Она вздохнула и устало опустилась на землю.
— Нет. Идем дальше.
— Моя рана, — прошептала она. — Там все горит. Нужна перевязка… Прошу тебя.
Он присел на корточки рядом с ней, заглянул в лицо: оно вытянулось, рот казался темным и слишком большим.
Сигурд почесал шею. Странно без ошейника, непривычно. Он повертел головой, просунул руки себе под крышку, стащил вязаную шапку, вытер вспотевшее от бега лицо.
— Слышь? Ладно. Привал.
Руна что-то промычала в ответ.
4
Наутро ей стало еще паршивее. Она сидела, привалившись к стволу дерева, и ее всю трясло.
— Оставишь меня здесь, да? — слабым голосом спросила Руна.
— Не знаю, — буркнул Сигурд.
Перед сном у него внутри была непонятная пустота; пробудившись же, он почувствовал раздражение.
Сигурд насобирав веток, кое-как сложил шалаш. Стенки вышли провислыми, зато почти не пропускали свет, а это важно: после вчерашнего солнечного дня в глазах пекло, словно на них соли насыпали. В убежище, где обитала община, осталось две пары солнцезащитных очков. Там было еще немало полезных штуковин, которые могли бы пригодиться, и теперь Сигурд жалел о них.
Заяц оказался что надо — жирный, мясной. Свежуя его, Сигурд старался не испортить шкурку. Из нее он смастерил своеобразный бурдюк. Закончив, он помотался по округе, отыскал родник, напился и набрал воды. На обратном пути надергал пахучих трав — для мяса.
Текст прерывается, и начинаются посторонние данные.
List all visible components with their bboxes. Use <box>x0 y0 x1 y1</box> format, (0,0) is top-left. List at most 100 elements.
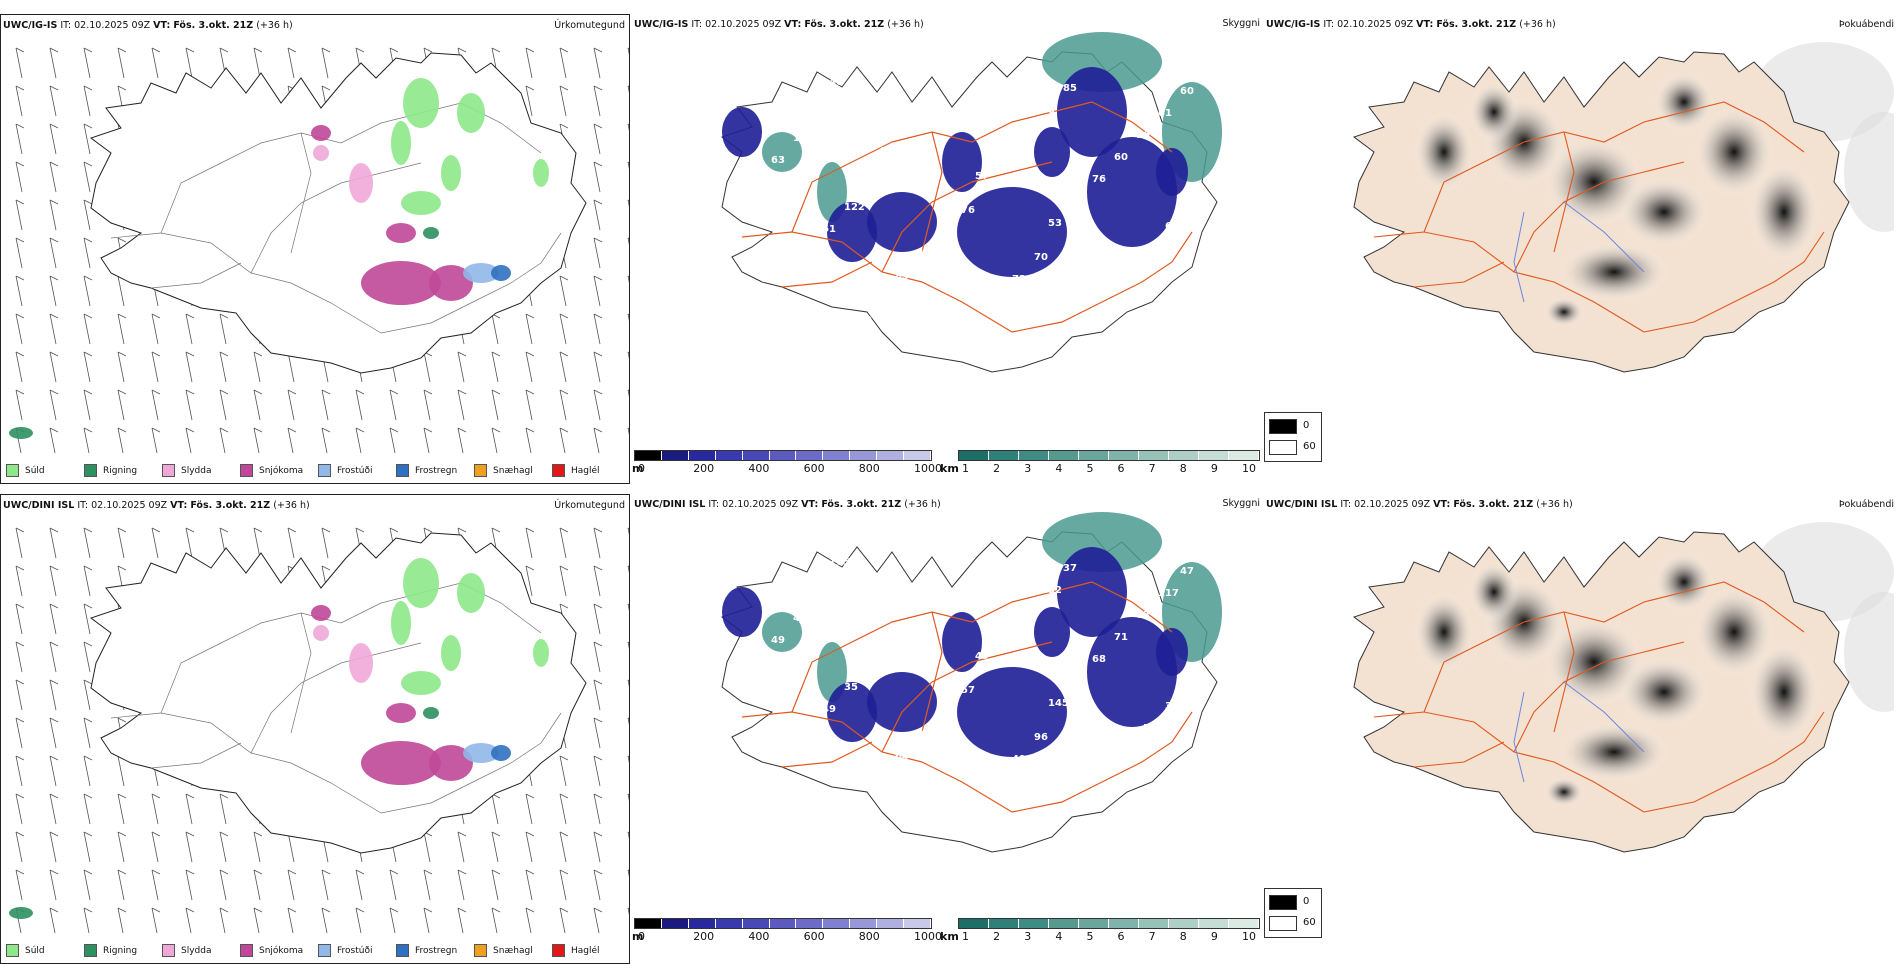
legend-label: Rigning <box>103 945 138 956</box>
road-network <box>741 101 1193 333</box>
cloud-base-value: 95 <box>807 99 821 110</box>
cloud-base-value: 45 <box>873 293 887 304</box>
legend-swatch <box>6 464 19 477</box>
cloud-base-value: 64 <box>895 751 909 762</box>
colorbar-unit: km <box>940 462 959 475</box>
legend-swatch <box>396 944 409 957</box>
legend-label: Snjókoma <box>259 945 304 956</box>
iceland-fog-map <box>1352 42 1894 373</box>
legend-item-slydda: Slydda <box>162 464 240 477</box>
cloud-base-value: 60 <box>1070 196 1084 207</box>
fog-panel-bottom: UWC/DINI ISL IT: 02.10.2025 09Z VT: Fös.… <box>1264 494 1894 964</box>
cloud-base-value: 40 <box>829 77 843 88</box>
cloud-base-value: 56 <box>924 102 938 113</box>
cloud-base-areas <box>722 67 1188 277</box>
colorbar-step <box>959 451 989 460</box>
colorbar-strip <box>958 918 1260 929</box>
cloud-base-value: 93 <box>1085 801 1099 812</box>
legend-label: Haglél <box>571 465 600 476</box>
legend-item-haglél: Haglél <box>552 464 629 477</box>
cloud-base-value: 71 <box>1114 632 1128 643</box>
legend-label: Snæhagl <box>493 945 533 956</box>
colorbar-step <box>635 451 662 460</box>
colorbar-step <box>688 451 716 460</box>
legend-label: Slydda <box>181 465 212 476</box>
cloud-base-value: 74 <box>800 726 814 737</box>
cloud-base-value: 57 <box>815 591 829 602</box>
legend-item-snjókoma: Snjókoma <box>240 944 318 957</box>
colorbar-tick: 1 <box>962 930 969 943</box>
colorbar-step <box>742 919 770 928</box>
cloud-base-value: 63 <box>771 155 785 166</box>
cloud-base-value: 76 <box>1092 174 1106 185</box>
cloud-base-value: 60 <box>1114 152 1128 163</box>
legend-item-snæhagl: Snæhagl <box>474 944 552 957</box>
cloud-base-colorbar: m 0 200 400 600 800 1000 <box>632 450 942 480</box>
colorbar-tick: 4 <box>1055 462 1063 475</box>
visibility-colorbar: km 1 2 3 4 5 6 7 8 9 10 <box>940 450 1260 480</box>
iceland-precip-map <box>9 527 629 933</box>
legend-swatch <box>396 464 409 477</box>
legend-label: Frostúði <box>337 465 373 476</box>
colorbar-step <box>823 919 851 928</box>
cloud-base-value: 37 <box>1165 701 1179 712</box>
colorbar-tick: 8 <box>1179 930 1187 943</box>
cloud-base-panel-top: UWC/IG-IS IT: 02.10.2025 09Z VT: Fös. 3.… <box>632 14 1262 484</box>
cloud-base-areas <box>722 547 1188 757</box>
legend-swatch <box>84 464 97 477</box>
cloud-base-value: 49 <box>822 704 836 715</box>
colorbar-tick: 200 <box>693 930 715 943</box>
colorbar-tick: 1000 <box>914 462 942 475</box>
cloud-base-value: 90 <box>1019 607 1033 618</box>
cloud-base-value: 65 <box>1165 221 1179 232</box>
cloud-base-value: 49 <box>888 158 902 169</box>
legend-swatch <box>318 944 331 957</box>
legend-label: Súld <box>25 465 45 476</box>
cloud-base-value: 148 <box>800 246 821 257</box>
colorbar-tick: 7 <box>1148 930 1156 943</box>
colorbar-tick: 1000 <box>914 930 942 943</box>
colorbar-step <box>661 919 689 928</box>
iceland-cloud-map: 5660497670416010838447210161631224238859… <box>720 32 1222 373</box>
colorbar-step <box>904 919 931 928</box>
cloud-base-value: 171 <box>1194 312 1215 323</box>
legend-label: Súld <box>25 945 45 956</box>
precip-legend: Súld Rigning Slydda Snjókoma Frostúði Frostre… <box>6 464 629 477</box>
fog-swatch-0 <box>1269 895 1297 910</box>
colorbar-tick: 5 <box>1086 930 1094 943</box>
cloud-base-value: 219 <box>917 729 938 740</box>
legend-item-snjókoma: Snjókoma <box>240 464 318 477</box>
cloud-base-value: 48 <box>1143 243 1157 254</box>
fog-panel-top: UWC/IG-IS IT: 02.10.2025 09Z VT: Fös. 3.… <box>1264 14 1894 484</box>
colorbar-step <box>1139 919 1169 928</box>
iceland-landmass <box>89 52 587 374</box>
colorbar-tick: 6 <box>1117 930 1125 943</box>
legend-item-frostregn: Frostregn <box>396 464 474 477</box>
cloud-base-value: 48 <box>1121 265 1135 276</box>
cloud-base-value: 65 <box>749 177 763 188</box>
cloud-base-value: 44 <box>939 227 953 238</box>
colorbar-tick: 8 <box>1179 462 1187 475</box>
cloud-base-value: 38 <box>866 180 880 191</box>
fog-swatch-60 <box>1269 916 1297 931</box>
legend-label: Frostúði <box>337 945 373 956</box>
colorbar-step <box>715 919 743 928</box>
cloud-base-value: 45 <box>968 798 982 809</box>
colorbar-tick: 2 <box>993 462 1001 475</box>
colorbar-step <box>715 451 743 460</box>
legend-item-frostúði: Frostúði <box>318 464 396 477</box>
colorbar-unit: km <box>940 930 959 943</box>
colorbar-step <box>1229 919 1259 928</box>
legend-label: Frostregn <box>415 945 458 956</box>
cloud-base-value: 71 <box>749 657 763 668</box>
colorbar-step <box>959 919 989 928</box>
road-network <box>1373 581 1825 813</box>
colorbar-tick: 200 <box>693 462 715 475</box>
cloud-base-value: 39 <box>946 80 960 91</box>
colorbar-tick: 0 <box>638 462 645 475</box>
colorbar-step <box>1079 919 1109 928</box>
legend-swatch <box>84 944 97 957</box>
cloud-base-value: 101 <box>1019 127 1040 138</box>
colorbar-tick: 2 <box>993 930 1001 943</box>
cloud-base-value: 60 <box>888 638 902 649</box>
Когда он вернулся, Руна спала. Сигурд сел рядом.
Албианка лежала в такой позе, в какой он ее оставил — полусидя: главное, что крышка не сползла. Сигурд попробовал пристроить мешок с водой, но вода начала растекаться. Он снял с пояса веревку, завязал мешок и подвесил его внутри шалаша, затем снова повернулся к албианке.
«Вон оно как, — думал он. — Железяки поганцы… да ежели бы не они, бигемы и албы уж давно бы из нор повылазили. И что? Как пить дать уже все друг друга перебили бы».
У него не было сомненья, что бигемы албам задали бы перцу, хотя и албам надо отдать должное — хитры, как лисы, и совладать с ними было бы не так-то просто. Впрочем, могло бы и перемирие случиться, ведь как-то же удалось обеим расам договориться в тех смешанных заморских общинах.
Левая рука Руны лежала вдоль туловища, правая на груди. На месте раны темнело пятно. На ремне также были пятна засохшей крови. Толстая, мягкая туника плотно облегала низ живота, бедра, образуя между ними ровную ложбинку. Сигурду отчего-то захотелось потрогать дно этой ложбинки. Он поднял руку, подержал несколько секунд на весу, затем осторожно опустил на колено Руны. Она вздрогнула, тихо застонала. Сигурд отдернул руку.
Он выглянул наружу. Солнце уже взошло над лесом, и свет желтыми столбами пронизал кроны. Птицы свистели и щелкали на все лады, сотрясая тишину. Сигурд прислушался к их голосам, пытаясь по оттенкам уловить, какой будет день.
Но кто их знает, этих дневных птиц? В гомоне их — радость, осторожность, жалостность, упование… Должно быть, обитатели леса — и большие, и малые — готовились к зиме, точно так же, как совсем недавно это делала община бигемов, и каждый теплый день давал новый прилив бодрости.
Сигурд выбрался из шалаша и, подойдя к солнечному пятну, стал в самую его середину, задрал голову. Свет ударил по глазам, заискрился на исцарапанной поверхности крышки. Он зажмурился, затем медленно открыл глаза, попытался удержать взглядом солнечный круг. Снова резь — снова зажмурился.
«Не сразу, но обвыкну», — сказал себе.
В животе стало посасывать. Вернувшись в шалаш, Сигурд покромсал зайца на ломти и потянулся к ремню албианки, хотел отсоединить пластины. Руна открыла глаза, испуганно оттолкнула его руки.